On Wednesday, 36-year-old Nick Alley took five of his children out in a canoe on the Conasauga Creek near his home in northern Polk County, Yoder said. The canoe tipped over, spilling all six family members into the water.
Three children returned.
Nick Alley and two other children, identified by members of the community as 7-year-old Helana Alley and 6-year-old Lazarus Alley, did not.
Other than Yoder, few in the community wanted to talk about Alley on Friday afternoon.
"It's not that we're trying to hide anything," said Yoder, the community's beekeeper. "It's just these aren't the things we want to turn attention to. We take life very seriously. We especially take death seriously."
Rescue teams from Bradley, Walker and Polk counties, as well as East Ridge, swarmed the area where the missing Alleys were last seen.
Members from the Tennessee State Parks system and Tennessee Wildlife Resources Agency came to help, too.
Rescue teams started the day searching through previously flooded land, said Jeff Bishop, a lieutenant with TWRA. After lunch, the teams took to the creek in rafts and small boats, searching an area about 300 or 400 yards long.
Today, the teams will return with more people.

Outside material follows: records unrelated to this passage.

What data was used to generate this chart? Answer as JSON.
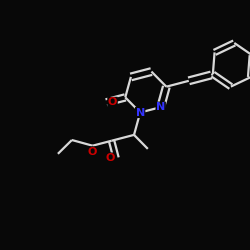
{
  "bg_color": "#080808",
  "bond_color": "#d8d8d8",
  "atom_colors": {
    "N": "#3333ff",
    "O": "#cc0000"
  },
  "bond_width": 1.6,
  "figsize": [
    2.5,
    2.5
  ],
  "dpi": 100,
  "xlim": [
    -1.4,
    1.4
  ],
  "ylim": [
    -1.4,
    1.4
  ]
}
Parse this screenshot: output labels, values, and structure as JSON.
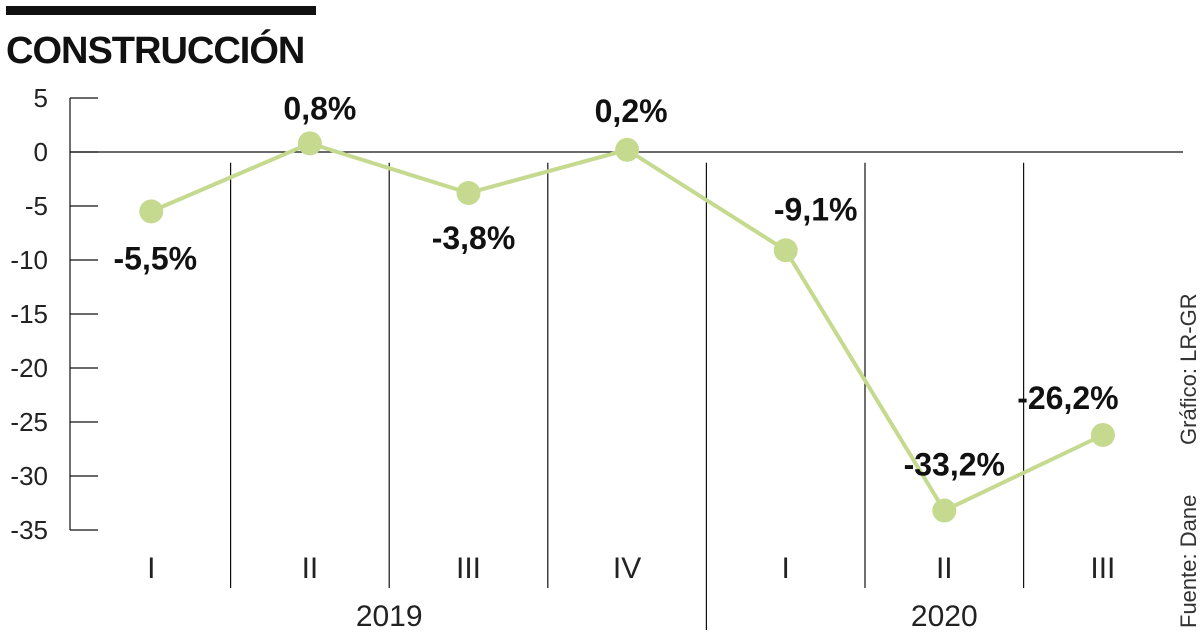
{
  "title": "CONSTRUCCIÓN",
  "source": "Fuente: Dane",
  "credit": "Gráfico: LR-GR",
  "colors": {
    "line": "#c5d98f",
    "marker": "#c5d98f",
    "axis": "#111111",
    "text": "#111111"
  },
  "chart_data": {
    "type": "line",
    "title": "CONSTRUCCIÓN",
    "categories": [
      "I",
      "II",
      "III",
      "IV",
      "I",
      "II",
      "III"
    ],
    "groups": [
      {
        "label": "2019",
        "categories": [
          "I",
          "II",
          "III",
          "IV"
        ]
      },
      {
        "label": "2020",
        "categories": [
          "I",
          "II",
          "III"
        ]
      }
    ],
    "series": [
      {
        "values": [
          -5.5,
          0.8,
          -3.8,
          0.2,
          -9.1,
          -33.2,
          -26.2
        ]
      }
    ],
    "data_labels": [
      "-5,5%",
      "0,8%",
      "-3,8%",
      "0,2%",
      "-9,1%",
      "-33,2%",
      "-26,2%"
    ],
    "yticks": [
      5,
      0,
      -5,
      -10,
      -15,
      -20,
      -25,
      -30,
      -35
    ],
    "ylim": [
      -35,
      5
    ],
    "grid": "vertical separators between quarters",
    "legend": "none"
  }
}
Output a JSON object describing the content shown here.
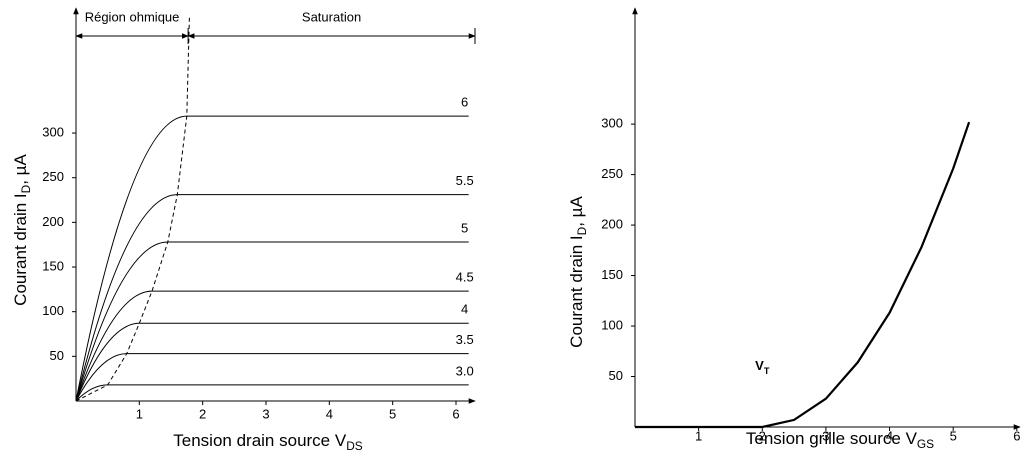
{
  "chart_data": [
    {
      "type": "characteristic",
      "xlabel": {
        "text": "Tension drain source V",
        "sub": "DS"
      },
      "ylabel": {
        "text": "Courant drain I",
        "sub": "D",
        "suffix": ", µA"
      },
      "xlim": [
        0,
        6.3
      ],
      "ylim": [
        0,
        440
      ],
      "xticks": [
        1,
        2,
        3,
        4,
        5,
        6
      ],
      "yticks": [
        50,
        100,
        150,
        200,
        250,
        300
      ],
      "regions": [
        {
          "label": "Région ohmique",
          "from": 0,
          "to": 1.77
        },
        {
          "label": "Saturation",
          "from": 1.77,
          "to": 6.3
        }
      ],
      "series": [
        {
          "name": "6",
          "color": "#000000",
          "x": [
            0,
            1.75,
            6.2
          ],
          "values": [
            0,
            319,
            319
          ]
        },
        {
          "name": "5.5",
          "color": "#000000",
          "x": [
            0,
            1.6,
            6.2
          ],
          "values": [
            0,
            231,
            231
          ]
        },
        {
          "name": "5",
          "color": "#000000",
          "x": [
            0,
            1.45,
            6.2
          ],
          "values": [
            0,
            178,
            178
          ]
        },
        {
          "name": "4.5",
          "color": "#000000",
          "x": [
            0,
            1.2,
            6.2
          ],
          "values": [
            0,
            123,
            123
          ]
        },
        {
          "name": "4",
          "color": "#000000",
          "x": [
            0,
            1.0,
            6.2
          ],
          "values": [
            0,
            87,
            87
          ]
        },
        {
          "name": "3.5",
          "color": "#000000",
          "x": [
            0,
            0.8,
            6.2
          ],
          "values": [
            0,
            53,
            53
          ]
        },
        {
          "name": "3.0",
          "color": "#000000",
          "x": [
            0,
            0.5,
            6.2
          ],
          "values": [
            0,
            18,
            18
          ]
        }
      ],
      "boundary": {
        "color": "#000000",
        "x": [
          0,
          0.5,
          0.8,
          1.0,
          1.2,
          1.45,
          1.6,
          1.75,
          1.79
        ],
        "values": [
          0,
          18,
          53,
          87,
          123,
          178,
          231,
          319,
          430
        ]
      }
    },
    {
      "type": "line",
      "xlabel": {
        "text": "Tension grille source V",
        "sub": "GS"
      },
      "ylabel": {
        "text": "Courant drain I",
        "sub": "D",
        "suffix": ", µA"
      },
      "xlim": [
        0,
        6.05
      ],
      "ylim": [
        0,
        415
      ],
      "xticks": [
        1,
        2,
        3,
        4,
        5,
        6
      ],
      "yticks": [
        50,
        100,
        150,
        200,
        250,
        300
      ],
      "series": [
        {
          "color": "#000000",
          "x": [
            0,
            2,
            2.5,
            3,
            3.5,
            4,
            4.5,
            5,
            5.25
          ],
          "values": [
            0,
            0,
            7,
            28,
            64,
            113,
            178,
            256,
            302
          ]
        }
      ],
      "annotation": {
        "text": "V",
        "sub": "T",
        "x": 2
      }
    }
  ]
}
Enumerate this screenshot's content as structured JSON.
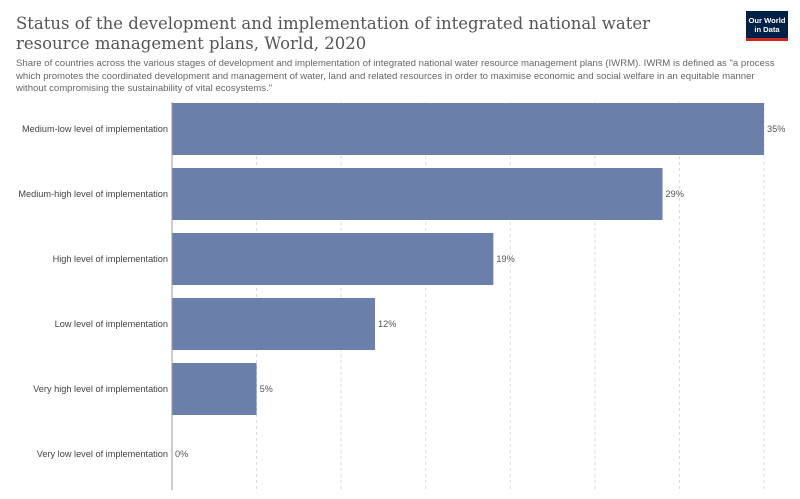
{
  "header": {
    "title": "Status of the development and implementation of integrated national water resource management plans, World, 2020",
    "subtitle": "Share of countries across the various stages of development and implementation of integrated national water resource management plans (IWRM). IWRM is defined as \"a process which promotes the coordinated development and management of water, land and related resources in order to maximise economic and social welfare in an equitable manner without compromising the sustainability of vital ecosystems.\"",
    "logo_line1": "Our World",
    "logo_line2": "in Data"
  },
  "colors": {
    "bar": "#6a7fa9",
    "grid": "#dddddd",
    "axis": "#999999",
    "logo_bg": "#002147",
    "logo_accent": "#ce261e"
  },
  "chart_data": {
    "type": "bar",
    "orientation": "horizontal",
    "categories": [
      "Medium-low level of implementation",
      "Medium-high level of implementation",
      "High level of implementation",
      "Low level of implementation",
      "Very high level of implementation",
      "Very low level of implementation"
    ],
    "values": [
      35,
      29,
      19,
      12,
      5,
      0
    ],
    "value_labels": [
      "35%",
      "29%",
      "19%",
      "12%",
      "5%",
      "0%"
    ],
    "unit": "%",
    "xlim": [
      0,
      35
    ],
    "grid": true
  }
}
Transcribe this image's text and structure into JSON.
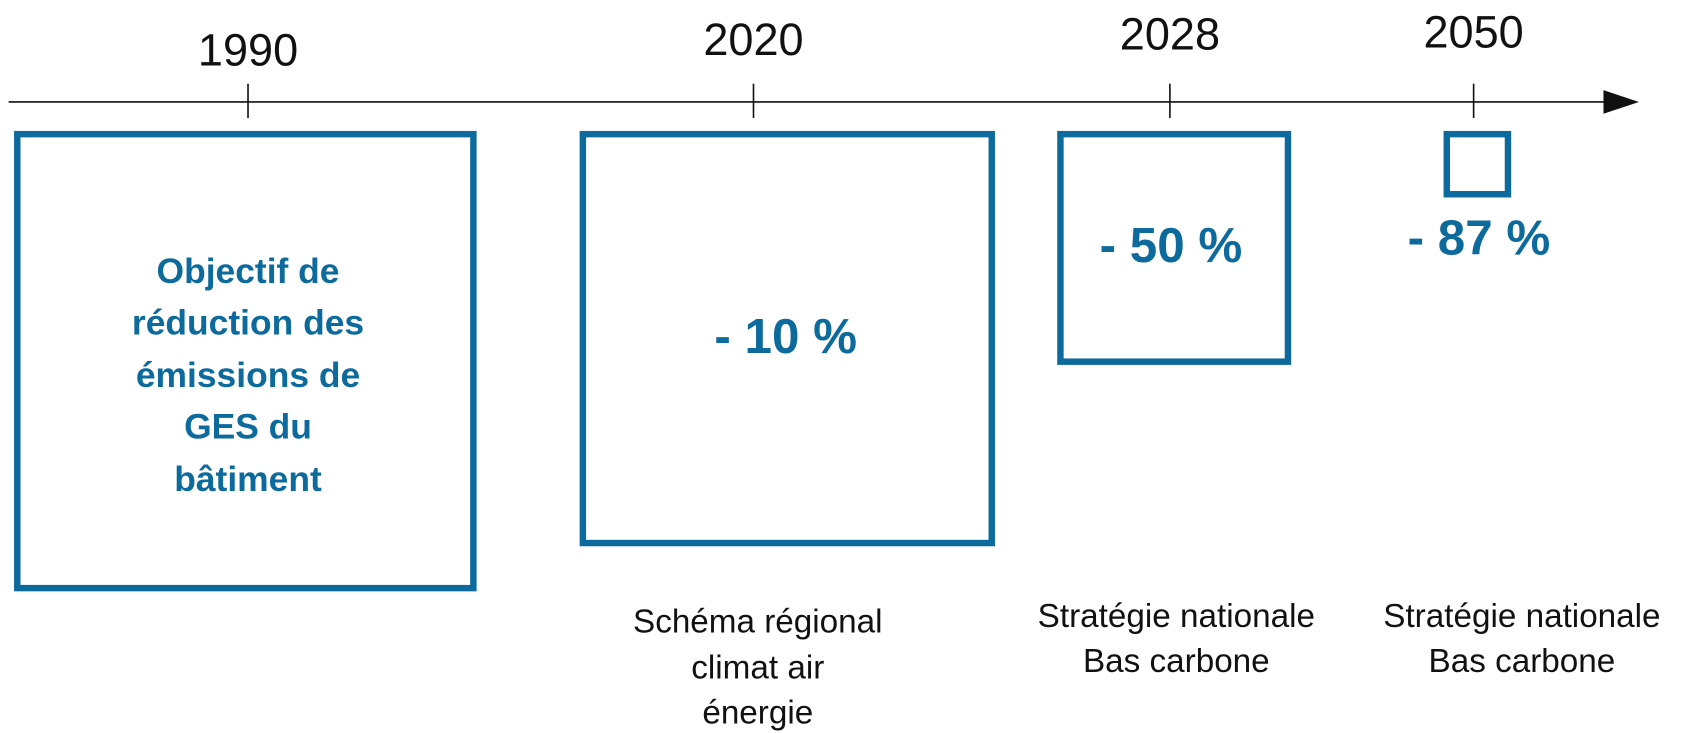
{
  "milestones": [
    {
      "year": "1990",
      "label": [
        "Objectif de",
        "réduction des",
        "émissions de",
        "GES du",
        "bâtiment"
      ]
    },
    {
      "year": "2020",
      "value": "- 10 %",
      "caption": [
        "Schéma régional",
        "climat air",
        "énergie"
      ]
    },
    {
      "year": "2028",
      "value": "- 50 %",
      "caption": [
        "Stratégie nationale",
        "Bas carbone"
      ]
    },
    {
      "year": "2050",
      "value": "- 87 %",
      "caption": [
        "Stratégie nationale",
        "Bas carbone"
      ]
    }
  ]
}
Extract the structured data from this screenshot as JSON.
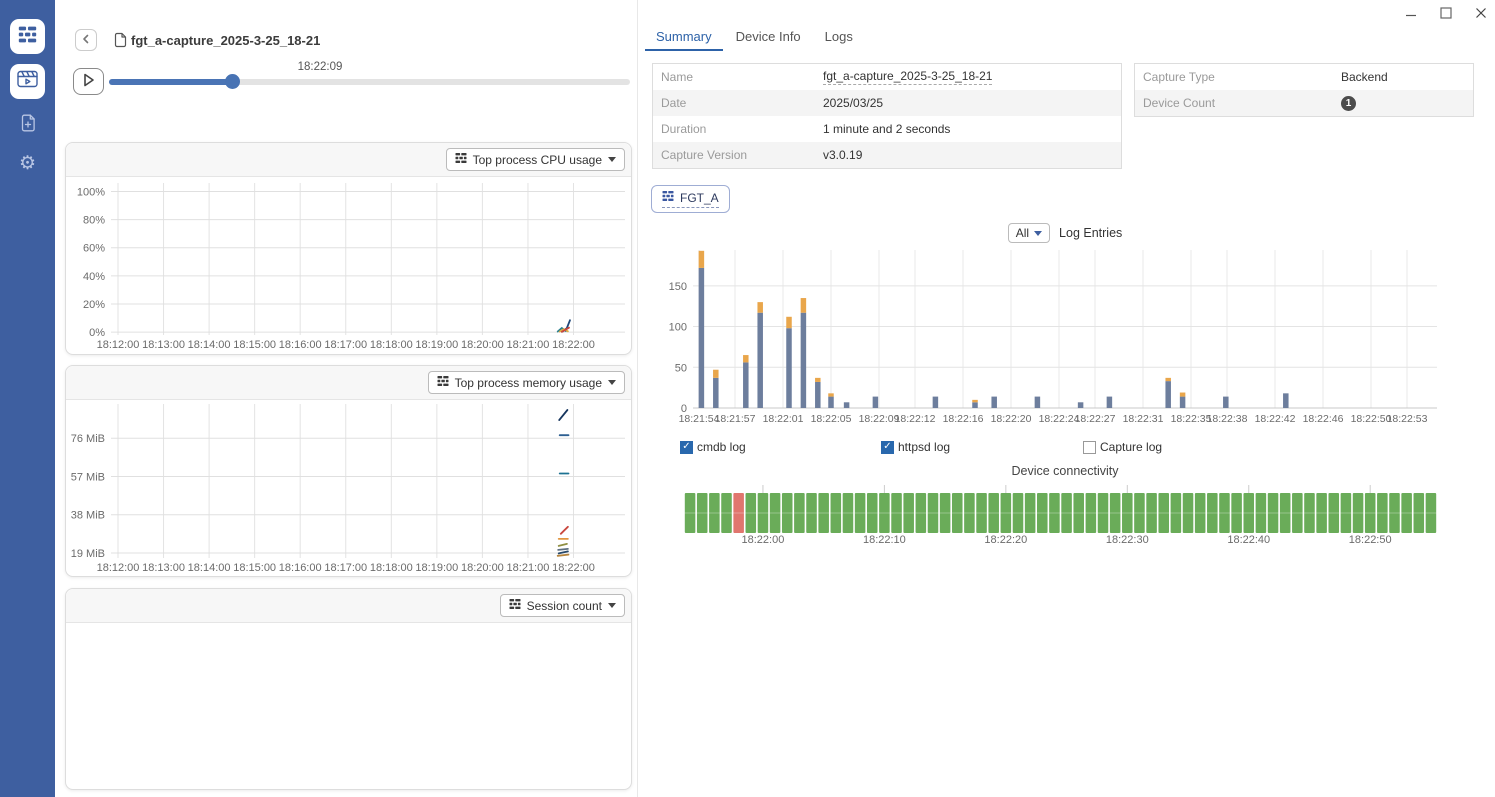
{
  "header": {
    "title": "fgt_a-capture_2025-3-25_18-21"
  },
  "player": {
    "time_label": "18:22:09",
    "progress_pct": 23.6
  },
  "sidebar": {
    "icons": [
      "app-logo",
      "capture-player",
      "file-add",
      "settings"
    ]
  },
  "left_panels": [
    {
      "id": "cpu",
      "dropdown_label": "Top process CPU usage"
    },
    {
      "id": "mem",
      "dropdown_label": "Top process memory usage"
    },
    {
      "id": "session",
      "dropdown_label": "Session count"
    }
  ],
  "tabs": [
    {
      "label": "Summary",
      "active": true
    },
    {
      "label": "Device Info",
      "active": false
    },
    {
      "label": "Logs",
      "active": false
    }
  ],
  "summary_table": {
    "rows": [
      [
        "Name",
        "fgt_a-capture_2025-3-25_18-21"
      ],
      [
        "Date",
        "2025/03/25"
      ],
      [
        "Duration",
        "1 minute and 2 seconds"
      ],
      [
        "Capture Version",
        "v3.0.19"
      ]
    ]
  },
  "capture_table": {
    "rows": [
      [
        "Capture Type",
        "Backend"
      ],
      [
        "Device Count",
        "1"
      ]
    ]
  },
  "device_chip": {
    "label": "FGT_A"
  },
  "log_entries": {
    "filter_label": "All",
    "title": "Log Entries",
    "legend": [
      {
        "label": "cmdb log",
        "checked": true
      },
      {
        "label": "httpsd log",
        "checked": true
      },
      {
        "label": "Capture log",
        "checked": false
      }
    ]
  },
  "device_connectivity": {
    "title": "Device connectivity"
  },
  "colors": {
    "accent": "#2d62a8",
    "sidebar": "#3e5fa0",
    "slider": "#4a74b5"
  },
  "chart_data": [
    {
      "id": "cpu",
      "type": "line",
      "title": "Top process CPU usage",
      "xticks": [
        "18:12:00",
        "18:13:00",
        "18:14:00",
        "18:15:00",
        "18:16:00",
        "18:17:00",
        "18:18:00",
        "18:19:00",
        "18:20:00",
        "18:21:00",
        "18:22:00"
      ],
      "yticks": [
        "0%",
        "20%",
        "40%",
        "60%",
        "80%",
        "100%"
      ],
      "ytick_values": [
        0,
        20,
        40,
        60,
        80,
        100
      ],
      "ylim": [
        -2,
        106
      ],
      "series": [
        {
          "name": "navy-spike",
          "color": "#1d4679",
          "points": [
            [
              0.879,
              0.5
            ],
            [
              0.887,
              3
            ],
            [
              0.893,
              8.5
            ]
          ]
        },
        {
          "name": "teal-bump",
          "color": "#2a7f8f",
          "points": [
            [
              0.869,
              0.5
            ],
            [
              0.877,
              3
            ],
            [
              0.885,
              0.8
            ]
          ]
        },
        {
          "name": "gold-bump",
          "color": "#e0ac3e",
          "points": [
            [
              0.873,
              0.5
            ],
            [
              0.881,
              2.2
            ],
            [
              0.889,
              0.6
            ]
          ]
        },
        {
          "name": "red-rise",
          "color": "#c9473e",
          "points": [
            [
              0.877,
              0.3
            ],
            [
              0.891,
              3.2
            ]
          ]
        }
      ]
    },
    {
      "id": "mem",
      "type": "line",
      "title": "Top process memory usage",
      "xticks": [
        "18:12:00",
        "18:13:00",
        "18:14:00",
        "18:15:00",
        "18:16:00",
        "18:17:00",
        "18:18:00",
        "18:19:00",
        "18:20:00",
        "18:21:00",
        "18:22:00"
      ],
      "yticks": [
        "19 MiB",
        "38 MiB",
        "57 MiB",
        "76 MiB"
      ],
      "ytick_values": [
        19,
        38,
        57,
        76
      ],
      "ylim": [
        16.5,
        93
      ],
      "series": [
        {
          "name": "proc-1",
          "color": "#16355e",
          "points": [
            [
              0.872,
              85
            ],
            [
              0.888,
              90
            ]
          ]
        },
        {
          "name": "proc-2",
          "color": "#2d5f91",
          "points": [
            [
              0.873,
              77.5
            ],
            [
              0.89,
              77.5
            ]
          ]
        },
        {
          "name": "proc-3",
          "color": "#1d7292",
          "points": [
            [
              0.873,
              58.5
            ],
            [
              0.89,
              58.5
            ]
          ]
        },
        {
          "name": "proc-4",
          "color": "#c9473e",
          "points": [
            [
              0.875,
              28.5
            ],
            [
              0.889,
              32
            ]
          ]
        },
        {
          "name": "proc-5",
          "color": "#e2953f",
          "points": [
            [
              0.871,
              26
            ],
            [
              0.889,
              26
            ]
          ]
        },
        {
          "name": "proc-6",
          "color": "#8f8f42",
          "points": [
            [
              0.871,
              22.5
            ],
            [
              0.887,
              23.5
            ]
          ]
        },
        {
          "name": "proc-7",
          "color": "#5e6f80",
          "points": [
            [
              0.87,
              20.5
            ],
            [
              0.889,
              21
            ]
          ]
        },
        {
          "name": "proc-8",
          "color": "#27496b",
          "points": [
            [
              0.871,
              18.8
            ],
            [
              0.889,
              19.8
            ]
          ]
        },
        {
          "name": "proc-9",
          "color": "#b4833c",
          "points": [
            [
              0.869,
              17.6
            ],
            [
              0.89,
              18.2
            ]
          ]
        }
      ]
    },
    {
      "id": "session",
      "type": "line",
      "title": "Session count",
      "xticks": [],
      "yticks": [],
      "ytick_values": [],
      "ylim": [
        0,
        1
      ],
      "series": []
    },
    {
      "id": "log_entries",
      "type": "stacked-bar",
      "title": "Log Entries",
      "x_base": "18:21:00",
      "x_range_s": [
        53.5,
        115.5
      ],
      "xticks": [
        {
          "t": 54,
          "label": "18:21:54"
        },
        {
          "t": 57,
          "label": "18:21:57"
        },
        {
          "t": 61,
          "label": "18:22:01"
        },
        {
          "t": 65,
          "label": "18:22:05"
        },
        {
          "t": 69,
          "label": "18:22:09"
        },
        {
          "t": 72,
          "label": "18:22:12"
        },
        {
          "t": 76,
          "label": "18:22:16"
        },
        {
          "t": 80,
          "label": "18:22:20"
        },
        {
          "t": 84,
          "label": "18:22:24"
        },
        {
          "t": 87,
          "label": "18:22:27"
        },
        {
          "t": 91,
          "label": "18:22:31"
        },
        {
          "t": 95,
          "label": "18:22:35"
        },
        {
          "t": 98,
          "label": "18:22:38"
        },
        {
          "t": 102,
          "label": "18:22:42"
        },
        {
          "t": 106,
          "label": "18:22:46"
        },
        {
          "t": 110,
          "label": "18:22:50"
        },
        {
          "t": 113,
          "label": "18:22:53"
        }
      ],
      "ytick_values": [
        0,
        50,
        100,
        150
      ],
      "ylim": [
        0,
        194
      ],
      "series_colors": {
        "cmdb": "#6d7e9d",
        "httpsd": "#e9a64b"
      },
      "bars": [
        {
          "t": 54.2,
          "cmdb": 172,
          "httpsd": 21
        },
        {
          "t": 55.4,
          "cmdb": 37,
          "httpsd": 10
        },
        {
          "t": 57.9,
          "cmdb": 56,
          "httpsd": 9
        },
        {
          "t": 59.1,
          "cmdb": 117,
          "httpsd": 13
        },
        {
          "t": 61.5,
          "cmdb": 98,
          "httpsd": 14
        },
        {
          "t": 62.7,
          "cmdb": 117,
          "httpsd": 18
        },
        {
          "t": 63.9,
          "cmdb": 32,
          "httpsd": 5
        },
        {
          "t": 65.0,
          "cmdb": 14,
          "httpsd": 4
        },
        {
          "t": 66.3,
          "cmdb": 7,
          "httpsd": 0
        },
        {
          "t": 68.7,
          "cmdb": 14,
          "httpsd": 0
        },
        {
          "t": 73.7,
          "cmdb": 14,
          "httpsd": 0
        },
        {
          "t": 77.0,
          "cmdb": 7,
          "httpsd": 3
        },
        {
          "t": 78.6,
          "cmdb": 14,
          "httpsd": 0
        },
        {
          "t": 82.2,
          "cmdb": 14,
          "httpsd": 0
        },
        {
          "t": 85.8,
          "cmdb": 7,
          "httpsd": 0
        },
        {
          "t": 88.2,
          "cmdb": 14,
          "httpsd": 0
        },
        {
          "t": 93.1,
          "cmdb": 33,
          "httpsd": 4
        },
        {
          "t": 94.3,
          "cmdb": 14,
          "httpsd": 5
        },
        {
          "t": 97.9,
          "cmdb": 14,
          "httpsd": 0
        },
        {
          "t": 102.9,
          "cmdb": 18,
          "httpsd": 0
        }
      ]
    },
    {
      "id": "connectivity",
      "type": "status-strip",
      "title": "Device connectivity",
      "x_base": "18:21:00",
      "x_range_s": [
        53.5,
        115.5
      ],
      "cells": 62,
      "red_indices": [
        4
      ],
      "colors": {
        "ok": "#6aac59",
        "fail": "#e0766e"
      },
      "xticks": [
        {
          "t": 60,
          "label": "18:22:00"
        },
        {
          "t": 70,
          "label": "18:22:10"
        },
        {
          "t": 80,
          "label": "18:22:20"
        },
        {
          "t": 90,
          "label": "18:22:30"
        },
        {
          "t": 100,
          "label": "18:22:40"
        },
        {
          "t": 110,
          "label": "18:22:50"
        }
      ]
    }
  ]
}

Polk County Emergency Management Agency Director Stephen Lofty said about 100 people will look through the creek, and the TWRA will supply a sonar scanner that shows what is underwater.
If rescuers can't find the three today, the search will continue indefinitely.
"Eventually they will be found," Bishop said. "We want it to be sooner rather than later."
The Alleys moved to Delano from Virginia four or five years ago. They didn't come from a Mennonite background, Yoder said, but they attend church each week.
Yoder said his wife, Ruth, told him about Alley and his children.
Word spread door to door, the message arriving on foot or horseback.
"Something like that gets around quickly in spite of our limits on modern technology," Yoder said.
The whole community appreciated Alley, and everyone feels hurt, Yoder said. They just don't show it. That's not their style.
"Nick was as involved as the rest of us," Yoder said. "Not more. Not less."